Herşeye rağmen muhakkak bir nûra doğru yürümekteyiz. Bende bu imanı yaşatan kuvvet, yalnız, aziz memleket ve milletim hakkındaki sonsuz sevgim değil, bugünün karanlıkları, ahlâksızlıkları, şarlatanlıkları içinde sırf vatan ve hakikat aşkıyla ışık serpmeye ve aramaya çalışan bir gençlik gördüğümdür. ( 1918 )

Gençler için vatanî işlerde ölmek söz konusu olabilir. Ama korkmak asla! ( 1919 )

Gençler! Vatanın bütün ümit ve istikbali size, genç nesillerin anlayış ve enerjisine bağlanmıştır. ( 1919 )

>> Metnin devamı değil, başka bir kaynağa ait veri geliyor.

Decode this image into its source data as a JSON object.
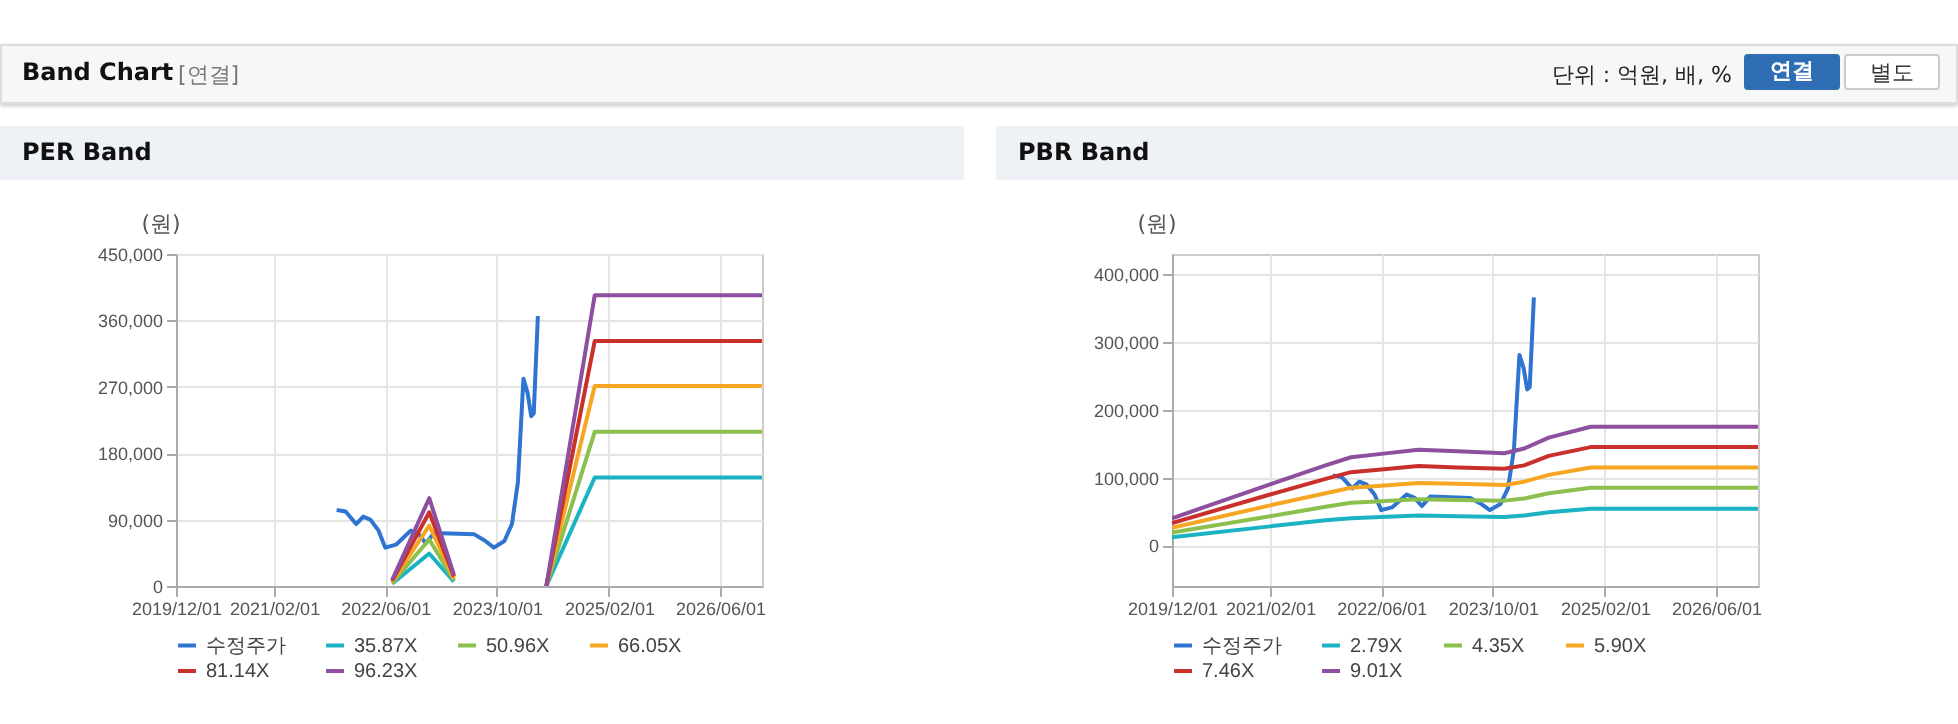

Başımıza neler örülmek istenildiği ve nasıl karşı koyduğumuz ve daha doğrusu milletin arzu ve emellerine uyarak ve onun yardımıyla nasıl çalıştığımız görülmeli ve gelecek kuşaklar için ibret ve uyanış nedeni olmalıdır. Zaten herşey unutulur. Fakat biz herşeyi gençliğe bırakacağız, o gençlik ki hiçbir şeyi unutmayacaktır; geleceğin ümidi, ışıklı çiçekleri onlardır. Bütün ümidim gençliktedir. ( 1919 )

Milletin bağrından temiz bir nesil yetişiyor. Bu eseri ona bırakacağım ve gözüm arkada kalmayacak. ( 1923 )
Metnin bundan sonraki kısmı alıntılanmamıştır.